I can’t link to the judgment yet; it’s not available. But the news is that Collins J has ruled that British troops in battle may enjoy the article 2 right to life, and that sending them into combat with defective equipment may be a breach of that right.

I won’t comment at any length till I’ve been able to read the judgment. But, first, it’s interesting that this ruling should come so soon after three Law Lords expressed obiter comments on the question whether troops in battle can rely on the Human Rights Act, in the Gentle case the other day. Lord Bingham didn’t think so (see para. 8); Lady Hale did (para. 60); and Lord Carswell though it was questionable (para. 66). So the question certainly should go to appeal, and it’ll be interesting to see what the appellate courts think of it.
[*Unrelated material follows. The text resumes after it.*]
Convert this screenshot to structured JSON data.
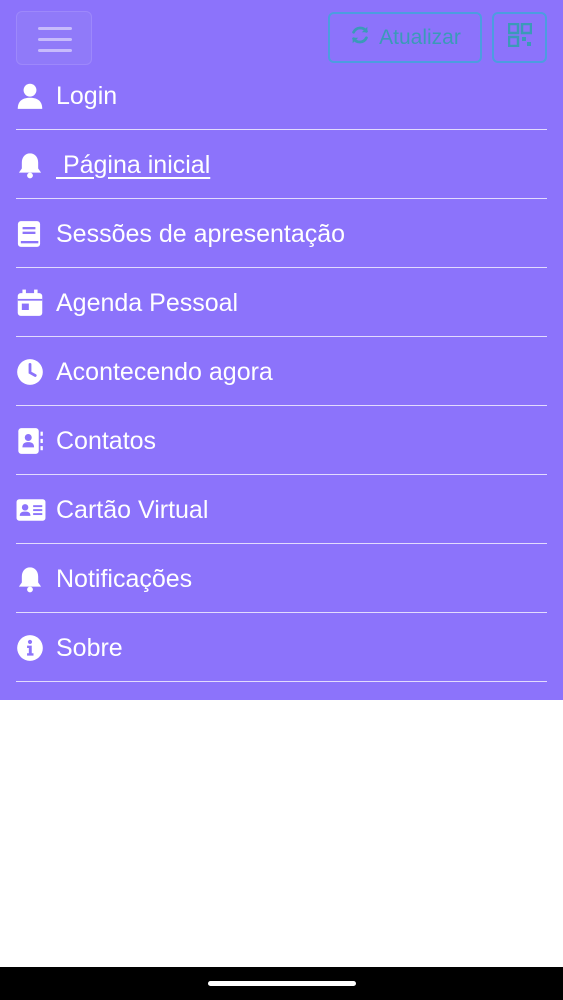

Second, I’m not sure how much sense it makes, as Collins J appears to have ruled, that there can be common law duty of care but there can be human rights liability. I’ll wait for the judgment, but that seems odd to me at first blush. And finally, I’m not going to hold my hand up in knee-jerk horror at the ruling, but if this principle stands, it will need great care. The danger is that every death in combat will be the subject of litigation, and that the MoD will have to prove each time that every soldier had the best equipment available anywhere, and the Army will have to prove that it chose the least risky operational course available. While in the past the Army has cried wolf, sometimes laughably, about dangers to operational effectiveness (e.g. in Smith), I worry that there may be a real issue here that this could inhibit Army chiefs and field commanders.

It depends how judges apply the principle. If it’s restricted to relatively rare, serious failure cases, that’s one thing. But will it be?